3
votes

I was doing sed /http.*.torrent/s/.*(http.*.torrent).*/\1/;/http.*.torrent/p 1.html to extract links. However since sed lacks non-greedy quantifier (which is needed because further in the line there is again 'torrent'), tried to convert it to perl. Though need help with perl. (Or if you know how to do it with sed, say so.) perl -ne s/.*(http.*?.torrent).*/\1/ 1.html Now I need to add this part, after convering it from sed: /http.*.torrent/p

This was a part of sed /http.*.torrent/s/.*(http.*.torrent).*/\1/;/http.*.torrent/p 1.html

but this didn't work either; sed started but didn't quit, and as I pressed keys they echoed and nothing else.

2
If you gave an example of input, explained the rule for transforming it and showed the desired output then someone could help you do it in Perl without having to figure out what the sed code is trying and failing to do.d5e5
This is an example of a matching line, other can be anything: <a href="https://toPB.torrent" title="Download this torrent"> The goal is to extract https://toPB.torrent for each such line.ccvn
Are you trying to parse the complete html page to extract .torrent links? In that case you might want to dig into HTML::TreeBulder.ssapkota

2 Answers

4
votes

I recommend letting a well proven module such as HTML::LinkExtor do the heavy lifting for you, and use a regexp simply to validate the links that it finds. See the example below of just how easy it can be.

use Modern::Perl;
use HTML::LinkExtor;
use Data::Dumper;

my @links;


# A callback for LinkExtor. Disqualifies non-conforming links, and pushes
# into @links any conforming links.

sub callback {
    my ( $tag, %attr ) = @_;
    return if $tag ne 'a';
    return unless $attr{href} =~ m{http(?:s)?://[^/]*torrent}i;
    push @links, \%attr;
}


# The work is done here: Read the html file, parse it, and move on.
undef $/;
my $html = <DATA>;
my $p = HTML::LinkExtor->new(\&callback);
$p->parse( $html );

print Dumper \@links;

__DATA__
<a href="https://toPB.torrent" title="Download this torrent">The goal</a>
<a href="http://this.is.my.torrent.com" title="testlink">Testing2</a> <a href="http://another.torrent.org" title="bwahaha">Two links on one line</a>
<a href="https://toPBJ.torrent.biz" title="Last test">Final Test</a>
A line of nothingness...
That's all folks.

HTML::LinkExtor lets you set up a callback function. The module itself parses your HTML document to find any links. You are looking for the 'a' links (as opposed to 'img', etc.). So in your callback function you just exit as soon as possible unless you have an 'a' link. Then test that 'a' link to see if there's a 'torrent' name in it, in an appropriate position. If that particular regexp isn't what you need, you'll have to be more specific, but I think it's what you were after. As links are found they're pushed onto a data structure. At the end of my test script I print the structure so you can see what you have.

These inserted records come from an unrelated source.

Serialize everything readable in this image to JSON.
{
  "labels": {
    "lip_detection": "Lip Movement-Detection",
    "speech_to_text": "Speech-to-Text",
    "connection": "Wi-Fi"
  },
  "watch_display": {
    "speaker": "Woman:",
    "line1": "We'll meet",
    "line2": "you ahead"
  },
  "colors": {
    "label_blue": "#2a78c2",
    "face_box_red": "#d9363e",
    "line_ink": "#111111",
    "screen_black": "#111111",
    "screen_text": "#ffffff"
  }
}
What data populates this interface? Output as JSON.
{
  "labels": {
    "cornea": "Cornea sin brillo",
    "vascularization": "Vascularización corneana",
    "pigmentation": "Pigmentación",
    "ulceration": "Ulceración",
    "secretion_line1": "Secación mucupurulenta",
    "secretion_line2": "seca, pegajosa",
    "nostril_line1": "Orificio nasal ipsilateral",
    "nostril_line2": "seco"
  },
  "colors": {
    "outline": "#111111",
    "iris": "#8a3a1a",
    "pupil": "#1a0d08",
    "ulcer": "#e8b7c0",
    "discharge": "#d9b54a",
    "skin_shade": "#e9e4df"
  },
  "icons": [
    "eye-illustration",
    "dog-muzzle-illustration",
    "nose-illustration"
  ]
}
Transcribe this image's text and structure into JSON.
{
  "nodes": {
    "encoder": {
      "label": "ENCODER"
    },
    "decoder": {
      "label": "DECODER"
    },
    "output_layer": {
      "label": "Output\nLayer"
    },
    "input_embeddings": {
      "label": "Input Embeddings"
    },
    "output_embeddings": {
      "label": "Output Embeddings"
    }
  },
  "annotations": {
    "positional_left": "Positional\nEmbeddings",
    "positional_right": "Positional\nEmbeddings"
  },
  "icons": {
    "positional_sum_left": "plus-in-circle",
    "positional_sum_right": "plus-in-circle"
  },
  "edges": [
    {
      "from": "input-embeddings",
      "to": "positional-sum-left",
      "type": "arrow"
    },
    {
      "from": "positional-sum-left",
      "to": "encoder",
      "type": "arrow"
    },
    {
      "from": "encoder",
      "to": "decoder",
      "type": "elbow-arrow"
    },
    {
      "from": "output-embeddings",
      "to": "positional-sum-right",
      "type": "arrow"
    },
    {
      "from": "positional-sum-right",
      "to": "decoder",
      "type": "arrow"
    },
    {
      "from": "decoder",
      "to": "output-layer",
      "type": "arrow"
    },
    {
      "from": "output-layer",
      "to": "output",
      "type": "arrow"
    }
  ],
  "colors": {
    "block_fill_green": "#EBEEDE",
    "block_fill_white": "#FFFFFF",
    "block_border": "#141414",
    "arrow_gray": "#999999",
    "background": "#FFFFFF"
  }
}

The __DATA__ section contains some sample HTML snippets, along with junk text to verify that it's only finding links.

Using a well tested module to parse your HTML is so much more durable than constructing fragile regular expressions to do the whole job. Many well-made parsing solutions include regular expressions under the hood, but only to do little bits and pieces of the work here and there. When you start relying on a regexp to do the parsing (as opposed to the identifying of small building blocks), you run out of gas quickly.

Have fun.

3
votes

sed doesn't have non-greedy matching, so your best bet is just to use perl:

perl -ne '/.*?(http.*?.torrent)/ && print "$1\n"' 1.html

The -n argument tells perl to read each line of input (from 1.html in this case, or from stdin if no file(s) are on the cmdline) and run something against each line... the -e gives the "something to execute" on the command line.

The first part of the expression matches against the expression you were looking for, with the parentheses capturing your interesting bits into $1. If it matches, it evaluates to true, and so will then execute the print (giving you your match along with a newline).